Теперь его тревожило другое: хозяин комнаты может объявиться в любой момент и потребовать у Джимми ответа на вопрос, что он здесь делает. Джимми для него – совершенно незнакомый человек, если только, по счастливой случайности, это не комната Билли Барнса, но шансы на такой исход были явно малы. Он плохо помнил, что происходило прошлым вечером; единственное четкое воспоминание – как он спрашивал о своем приятеле снова и снова у разных людей и у него складывалось впечатление, что Билли Барнса в братстве не слишком ценят. Чему он не сильно удивился, поскольку в старшей школе друзей у Билли, считай, не было, только ребята из хоккейной команды, да и то лишь потому, что Билли мог обвести на льду кого угодно в графстве Декстер.

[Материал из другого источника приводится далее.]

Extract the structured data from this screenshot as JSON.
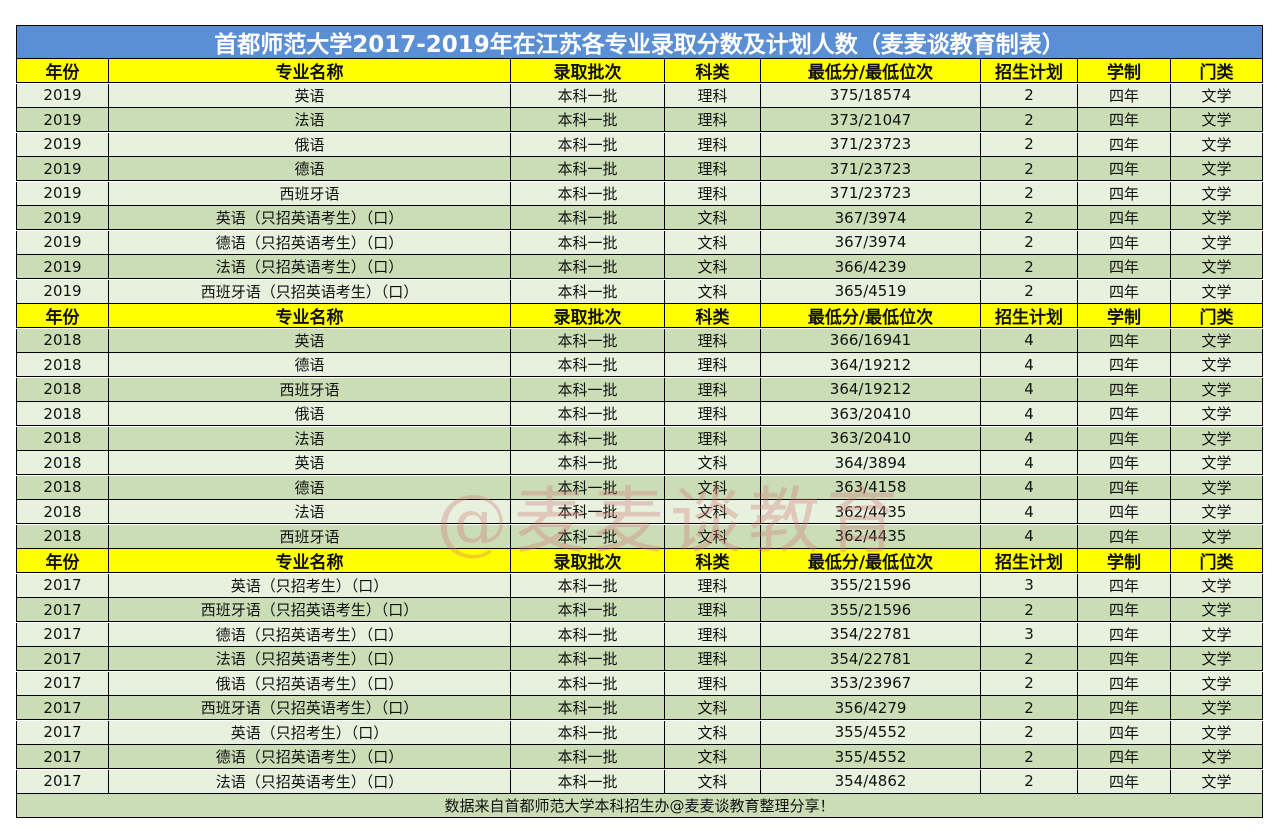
{
  "title": "首都师范大学2017-2019年在江苏各专业录取分数及计划人数（麦麦谈教育制表）",
  "headers": [
    "年份",
    "专业名称",
    "录取批次",
    "科类",
    "最低分/最低位次",
    "招生计划",
    "学制",
    "门类"
  ],
  "sections": [
    {
      "rows": [
        [
          "2019",
          "英语",
          "本科一批",
          "理科",
          "375/18574",
          "2",
          "四年",
          "文学"
        ],
        [
          "2019",
          "法语",
          "本科一批",
          "理科",
          "373/21047",
          "2",
          "四年",
          "文学"
        ],
        [
          "2019",
          "俄语",
          "本科一批",
          "理科",
          "371/23723",
          "2",
          "四年",
          "文学"
        ],
        [
          "2019",
          "德语",
          "本科一批",
          "理科",
          "371/23723",
          "2",
          "四年",
          "文学"
        ],
        [
          "2019",
          "西班牙语",
          "本科一批",
          "理科",
          "371/23723",
          "2",
          "四年",
          "文学"
        ],
        [
          "2019",
          "英语（只招英语考生）（口）",
          "本科一批",
          "文科",
          "367/3974",
          "2",
          "四年",
          "文学"
        ],
        [
          "2019",
          "德语（只招英语考生）（口）",
          "本科一批",
          "文科",
          "367/3974",
          "2",
          "四年",
          "文学"
        ],
        [
          "2019",
          "法语（只招英语考生）（口）",
          "本科一批",
          "文科",
          "366/4239",
          "2",
          "四年",
          "文学"
        ],
        [
          "2019",
          "西班牙语（只招英语考生）（口）",
          "本科一批",
          "文科",
          "365/4519",
          "2",
          "四年",
          "文学"
        ]
      ]
    },
    {
      "rows": [
        [
          "2018",
          "英语",
          "本科一批",
          "理科",
          "366/16941",
          "4",
          "四年",
          "文学"
        ],
        [
          "2018",
          "德语",
          "本科一批",
          "理科",
          "364/19212",
          "4",
          "四年",
          "文学"
        ],
        [
          "2018",
          "西班牙语",
          "本科一批",
          "理科",
          "364/19212",
          "4",
          "四年",
          "文学"
        ],
        [
          "2018",
          "俄语",
          "本科一批",
          "理科",
          "363/20410",
          "4",
          "四年",
          "文学"
        ],
        [
          "2018",
          "法语",
          "本科一批",
          "理科",
          "363/20410",
          "4",
          "四年",
          "文学"
        ],
        [
          "2018",
          "英语",
          "本科一批",
          "文科",
          "364/3894",
          "4",
          "四年",
          "文学"
        ],
        [
          "2018",
          "德语",
          "本科一批",
          "文科",
          "363/4158",
          "4",
          "四年",
          "文学"
        ],
        [
          "2018",
          "法语",
          "本科一批",
          "文科",
          "362/4435",
          "4",
          "四年",
          "文学"
        ],
        [
          "2018",
          "西班牙语",
          "本科一批",
          "文科",
          "362/4435",
          "4",
          "四年",
          "文学"
        ]
      ]
    },
    {
      "rows": [
        [
          "2017",
          "英语（只招考生）（口）",
          "本科一批",
          "理科",
          "355/21596",
          "3",
          "四年",
          "文学"
        ],
        [
          "2017",
          "西班牙语（只招英语考生）（口）",
          "本科一批",
          "理科",
          "355/21596",
          "2",
          "四年",
          "文学"
        ],
        [
          "2017",
          "德语（只招英语考生）（口）",
          "本科一批",
          "理科",
          "354/22781",
          "3",
          "四年",
          "文学"
        ],
        [
          "2017",
          "法语（只招英语考生）（口）",
          "本科一批",
          "理科",
          "354/22781",
          "2",
          "四年",
          "文学"
        ],
        [
          "2017",
          "俄语（只招英语考生）（口）",
          "本科一批",
          "理科",
          "353/23967",
          "2",
          "四年",
          "文学"
        ],
        [
          "2017",
          "西班牙语（只招英语考生）（口）",
          "本科一批",
          "文科",
          "356/4279",
          "2",
          "四年",
          "文学"
        ],
        [
          "2017",
          "英语（只招考生）（口）",
          "本科一批",
          "文科",
          "355/4552",
          "2",
          "四年",
          "文学"
        ],
        [
          "2017",
          "德语（只招英语考生）（口）",
          "本科一批",
          "文科",
          "355/4552",
          "2",
          "四年",
          "文学"
        ],
        [
          "2017",
          "法语（只招英语考生）（口）",
          "本科一批",
          "文科",
          "354/4862",
          "2",
          "四年",
          "文学"
        ]
      ]
    }
  ],
  "footer": "数据来自首都师范大学本科招生办@麦麦谈教育整理分享！",
  "watermark": "@麦麦谈教育",
  "colors": {
    "title_bg": "#5b8fd5",
    "header_bg": "#ffff00",
    "row_light": "#e7f1dd",
    "row_dark": "#cbddb5"
  }
}
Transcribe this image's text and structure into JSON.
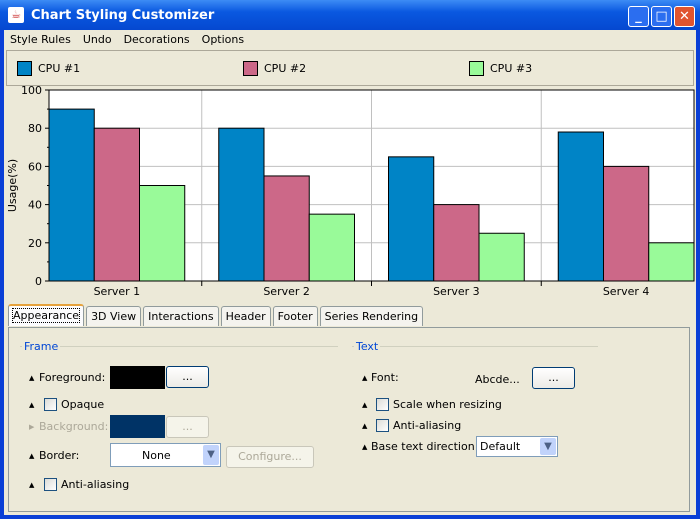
{
  "window": {
    "title": "Chart Styling Customizer",
    "minimize": "_",
    "maximize": "□",
    "close": "✕"
  },
  "menu": [
    "Style Rules",
    "Undo",
    "Decorations",
    "Options"
  ],
  "colors": {
    "cpu1": "#0084c6",
    "cpu2": "#cc6888",
    "cpu3": "#99fa99"
  },
  "chart_data": {
    "type": "bar",
    "categories": [
      "Server 1",
      "Server 2",
      "Server 3",
      "Server 4"
    ],
    "series": [
      {
        "name": "CPU #1",
        "values": [
          90,
          80,
          65,
          78
        ]
      },
      {
        "name": "CPU #2",
        "values": [
          80,
          55,
          40,
          60
        ]
      },
      {
        "name": "CPU #3",
        "values": [
          50,
          35,
          25,
          20
        ]
      }
    ],
    "ylabel": "Usage(%)",
    "ylim": [
      0,
      100
    ],
    "yticks": [
      "0",
      "20",
      "40",
      "60",
      "80",
      "100"
    ],
    "grid": true,
    "legend": "top"
  },
  "tabs": [
    "Appearance",
    "3D View",
    "Interactions",
    "Header",
    "Footer",
    "Series Rendering"
  ],
  "frame": {
    "title": "Frame",
    "foreground_label": "Foreground:",
    "foreground_color": "#000000",
    "ellipsis": "...",
    "opaque_label": "Opaque",
    "background_label": "Background:",
    "background_color": "#003366",
    "border_label": "Border:",
    "border_value": "None",
    "configure_label": "Configure...",
    "antialias_label": "Anti-aliasing"
  },
  "text": {
    "title": "Text",
    "font_label": "Font:",
    "font_sample": "Abcde...",
    "ellipsis": "...",
    "scale_label": "Scale when resizing",
    "antialias_label": "Anti-aliasing",
    "direction_label": "Base text direction:",
    "direction_value": "Default"
  }
}
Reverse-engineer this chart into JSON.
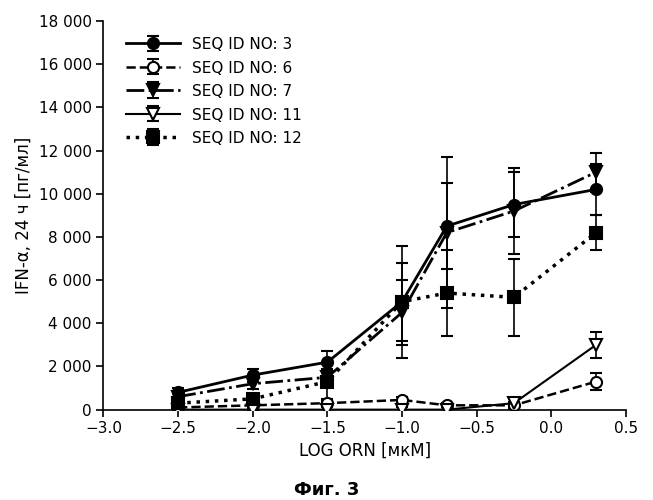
{
  "x_values": [
    -2.5,
    -2.0,
    -1.5,
    -1.0,
    -0.7,
    -0.25,
    0.3
  ],
  "series": [
    {
      "label": "SEQ ID NO: 3",
      "linestyle": "-",
      "marker": "o",
      "mfc": "black",
      "lw": 2.0,
      "ms": 8,
      "y": [
        800,
        1600,
        2200,
        5000,
        8500,
        9500,
        10200
      ],
      "yerr": [
        200,
        300,
        500,
        1800,
        2000,
        1500,
        1200
      ]
    },
    {
      "label": "SEQ ID NO: 6",
      "linestyle": "--",
      "marker": "o",
      "mfc": "white",
      "lw": 1.8,
      "ms": 8,
      "y": [
        100,
        200,
        300,
        450,
        200,
        200,
        1300
      ],
      "yerr": [
        50,
        80,
        100,
        150,
        100,
        150,
        400
      ]
    },
    {
      "label": "SEQ ID NO: 7",
      "linestyle": "-.",
      "marker": "v",
      "mfc": "black",
      "lw": 2.0,
      "ms": 9,
      "y": [
        600,
        1200,
        1500,
        4500,
        8200,
        9200,
        11000
      ],
      "yerr": [
        200,
        250,
        400,
        1500,
        3500,
        2000,
        900
      ]
    },
    {
      "label": "SEQ ID NO: 11",
      "linestyle": "-",
      "marker": "v",
      "mfc": "white",
      "lw": 1.5,
      "ms": 9,
      "y": [
        0,
        0,
        0,
        0,
        0,
        300,
        3000
      ],
      "yerr": [
        50,
        80,
        100,
        100,
        100,
        200,
        600
      ]
    },
    {
      "label": "SEQ ID NO: 12",
      "linestyle": ":",
      "marker": "s",
      "mfc": "black",
      "lw": 2.5,
      "ms": 8,
      "y": [
        300,
        500,
        1300,
        5000,
        5400,
        5200,
        8200
      ],
      "yerr": [
        100,
        200,
        800,
        2600,
        2000,
        1800,
        800
      ]
    }
  ],
  "xlim": [
    -3.0,
    0.5
  ],
  "ylim": [
    0,
    18000
  ],
  "xticks": [
    -3.0,
    -2.5,
    -2.0,
    -1.5,
    -1.0,
    -0.5,
    0.0,
    0.5
  ],
  "yticks": [
    0,
    2000,
    4000,
    6000,
    8000,
    10000,
    12000,
    14000,
    16000,
    18000
  ],
  "xlabel": "LOG ORN [мкМ]",
  "ylabel": "IFN-α, 24 ч [пг/мл]",
  "caption": "Фиг. 3",
  "axis_fontsize": 12,
  "tick_fontsize": 11,
  "legend_fontsize": 11,
  "caption_fontsize": 13
}
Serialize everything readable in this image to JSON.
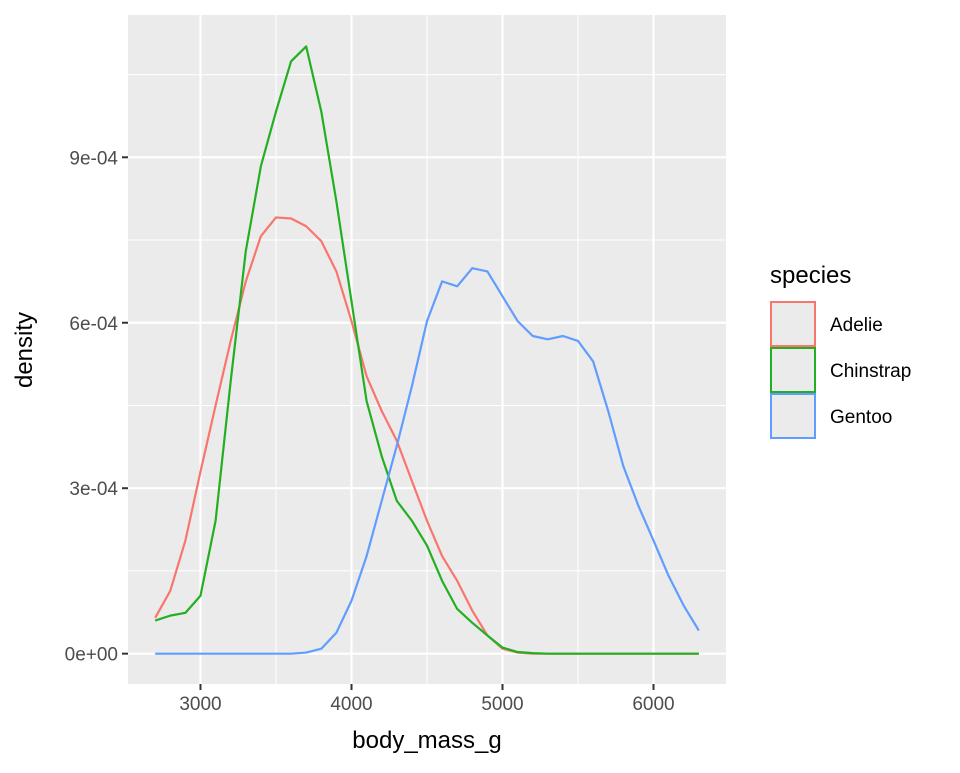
{
  "chart_data": {
    "type": "line",
    "x_label": "body_mass_g",
    "y_label": "density",
    "legend_title": "species",
    "x": [
      2700,
      2800,
      2900,
      3000,
      3100,
      3200,
      3300,
      3400,
      3500,
      3600,
      3700,
      3800,
      3900,
      4000,
      4100,
      4200,
      4300,
      4400,
      4500,
      4600,
      4700,
      4800,
      4900,
      5000,
      5100,
      5200,
      5300,
      5400,
      5500,
      5600,
      5700,
      5800,
      5900,
      6000,
      6100,
      6200,
      6300
    ],
    "series": [
      {
        "name": "Adelie",
        "color": "#F8766D",
        "values": [
          6.5e-05,
          0.000114,
          0.000205,
          0.00033,
          0.00045,
          0.000567,
          0.000675,
          0.000757,
          0.000791,
          0.000789,
          0.000775,
          0.000748,
          0.000693,
          0.000603,
          0.000503,
          0.00044,
          0.000386,
          0.000313,
          0.000241,
          0.000177,
          0.000132,
          7.8e-05,
          3.3e-05,
          9e-06,
          2e-06,
          0,
          0,
          0,
          0,
          0,
          0,
          0,
          0,
          0,
          0,
          0,
          0
        ]
      },
      {
        "name": "Chinstrap",
        "color": "#22B022",
        "values": [
          6e-05,
          6.9e-05,
          7.4e-05,
          0.000105,
          0.000241,
          0.000494,
          0.00073,
          0.000884,
          0.000983,
          0.001074,
          0.001101,
          0.000983,
          0.00082,
          0.000639,
          0.000458,
          0.000358,
          0.000277,
          0.000241,
          0.000196,
          0.000132,
          8.1e-05,
          5.6e-05,
          3.3e-05,
          1.1e-05,
          3e-06,
          1e-06,
          0,
          0,
          0,
          0,
          0,
          0,
          0,
          0,
          0,
          0,
          0
        ]
      },
      {
        "name": "Gentoo",
        "color": "#619CFF",
        "values": [
          0,
          0,
          0,
          0,
          0,
          0,
          0,
          0,
          0,
          0,
          2e-06,
          9e-06,
          3.8e-05,
          9.6e-05,
          0.000177,
          0.000277,
          0.000377,
          0.000485,
          0.000603,
          0.000675,
          0.000666,
          0.000699,
          0.000693,
          0.000648,
          0.000603,
          0.000576,
          0.00057,
          0.000576,
          0.000567,
          0.00053,
          0.00044,
          0.00034,
          0.000268,
          0.000205,
          0.000141,
          8.7e-05,
          4.2e-05
        ]
      }
    ],
    "xlim": [
      2520,
      6480
    ],
    "xticks": [
      3000,
      4000,
      5000,
      6000
    ],
    "ylim": [
      -5.5e-05,
      0.001158
    ],
    "yticks": [
      {
        "value": 0,
        "label": "0e+00"
      },
      {
        "value": 0.0003,
        "label": "3e-04"
      },
      {
        "value": 0.0006,
        "label": "6e-04"
      },
      {
        "value": 0.0009,
        "label": "9e-04"
      }
    ],
    "grid": true,
    "legend_position": "right"
  }
}
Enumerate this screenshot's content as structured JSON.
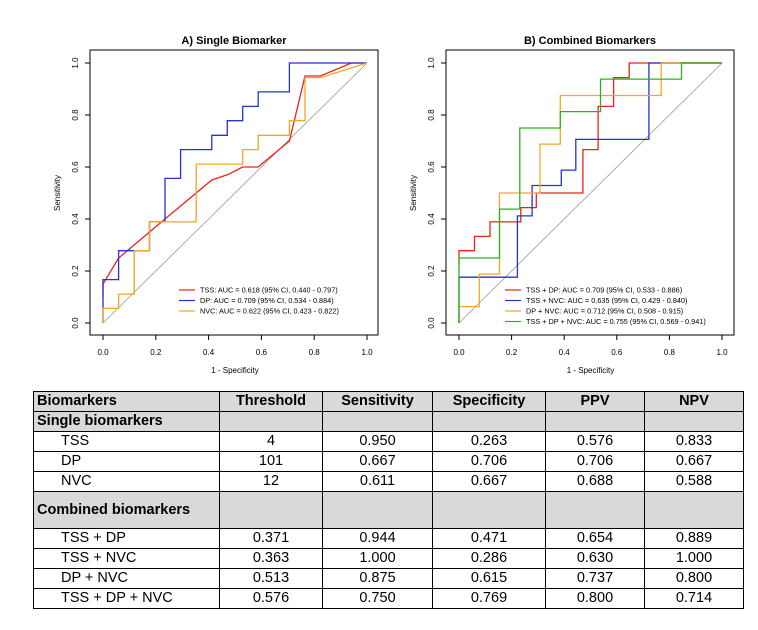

Как бы то ни было, если это не кровать Билли, ее, пожалуй, стоит освободить как можно скорее. Джимми в последний раз закрыл глаза, сосчитал до трех, сел и спустил ноги на пол. Затем опять закрыл глаза, выжидая, когда волна неистовой боли схлынет. А когда дождался, в тот же миг в сереньком свете раннего утра узрел две вещи. Во-первых, он был голым, и ему тут же вспомнилась голозадая девушка, которую прошлым вечером все кому не лень нюхали за деньги, и вдруг дикая мысль промелькнула в его разламывающейся голове: уж не случилось ли и с ним нечто подобное после того, как он вырубился? Не перенесли ли его в эту комнату, раздели догола, а потом предлагали как образчик самца любопытствующим участницам вечеринки? От этой мысли его бы непременно вывернуло наизнанку, не заметь он кое-чего еще, и тошнота уступила место леденящему ужасу. Застиранная белая простыня, на которой он спал, была закапана вплоть до подушки чем-то красным, и когда при ближайшем рассмотрении подтвердилось, что эта липкая сырость является именно тем, чего он боялся, – кровью, – Джимми мгновенно вскочил и попятился прочь от кровати, пока не уперся задом в стену. Это вызвало очередной приступ жуткой головной боли, и столь острой, что Джимми сполз по стене, да так и остался – подтянув колени к груди, обхватив руками лодыжки и уткнув голову в колени. Он опять закрыл глаза, проваливаясь в благословенную блаженную тьму, чудесным образом отменяющую весь мир вокруг.